Certain assets, like a primary residence, personal belongings, and a vehicle, may be exempt from consideration in determining the institutionalized spouse's eligibility for Medicaid long-term care. The exact amounts and thresholds can vary by state and are subject to changing Medicaid regulations.

Community Spouse Resource Allowance (CSRA)
A married couple's financial resources, called assets, have different rules than those that apply to income. All assets are considered jointly owned and count toward the Medicaid applicant's asset limit, even if only one spouse applies for long-term care Medicaid. The community spouse resource allowance (CSRA) preserves a portion of combined assets for the person who remains at home. Meanwhile. other assets are exempt and not counted toward the asset limit. Exempt assets generally include:

A primary home
Household furnishings and appliances
Personal items, like clothing and wedding rings
A vehicle
Countable assets for Community Spouse Resource Allowance (C S R A) include cash, stocks, bonds, motorhomes, and bank account funds. Exempt assets for C S R A include clothing, a primary residence (in most cases), and household furniture and appliances.

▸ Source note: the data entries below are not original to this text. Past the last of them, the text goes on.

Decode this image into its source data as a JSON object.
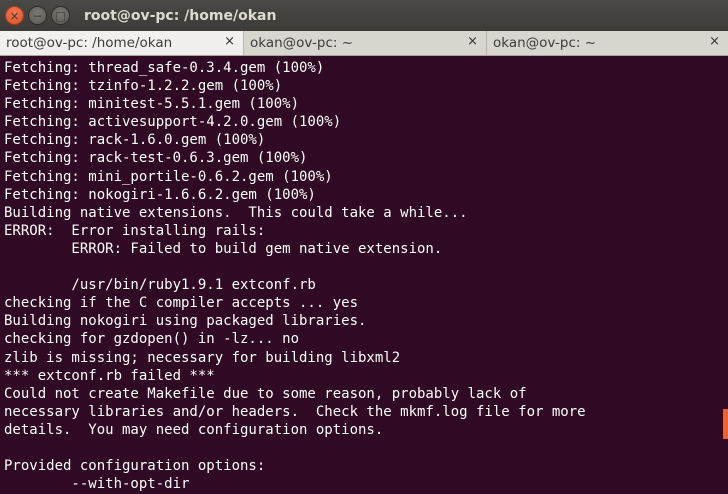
{
  "window": {
    "title": "root@ov-pc: /home/okan",
    "buttons": {
      "close": "×",
      "minimize": "−",
      "maximize": "□"
    }
  },
  "tabs": [
    {
      "label": "root@ov-pc: /home/okan",
      "close": "×",
      "active": true
    },
    {
      "label": "okan@ov-pc: ~",
      "close": "×",
      "active": false
    },
    {
      "label": "okan@ov-pc: ~",
      "close": "×",
      "active": false
    }
  ],
  "terminal": {
    "background": "#300a24",
    "foreground": "#ffffff",
    "lines": [
      "Fetching: thread_safe-0.3.4.gem (100%)",
      "Fetching: tzinfo-1.2.2.gem (100%)",
      "Fetching: minitest-5.5.1.gem (100%)",
      "Fetching: activesupport-4.2.0.gem (100%)",
      "Fetching: rack-1.6.0.gem (100%)",
      "Fetching: rack-test-0.6.3.gem (100%)",
      "Fetching: mini_portile-0.6.2.gem (100%)",
      "Fetching: nokogiri-1.6.6.2.gem (100%)",
      "Building native extensions.  This could take a while...",
      "ERROR:  Error installing rails:",
      "        ERROR: Failed to build gem native extension.",
      "",
      "        /usr/bin/ruby1.9.1 extconf.rb",
      "checking if the C compiler accepts ... yes",
      "Building nokogiri using packaged libraries.",
      "checking for gzdopen() in -lz... no",
      "zlib is missing; necessary for building libxml2",
      "*** extconf.rb failed ***",
      "Could not create Makefile due to some reason, probably lack of",
      "necessary libraries and/or headers.  Check the mkmf.log file for more",
      "details.  You may need configuration options.",
      "",
      "Provided configuration options:",
      "        --with-opt-dir"
    ]
  },
  "scrollbar": {
    "accent": "#e9652e"
  }
}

While a Medicaid applicant is generally limited to $2,000 in assets, the CSRA allows the community spouse to retain a much higher amount. The federal government sets a minimum and a maximum resource allowance, which increases annually. In 2024, the spouse at home is permitted to have up to $154,140 in assets.

Combined assets

It is important to note that each state has its own formula for determining the amount of assets that a community spouse can retain.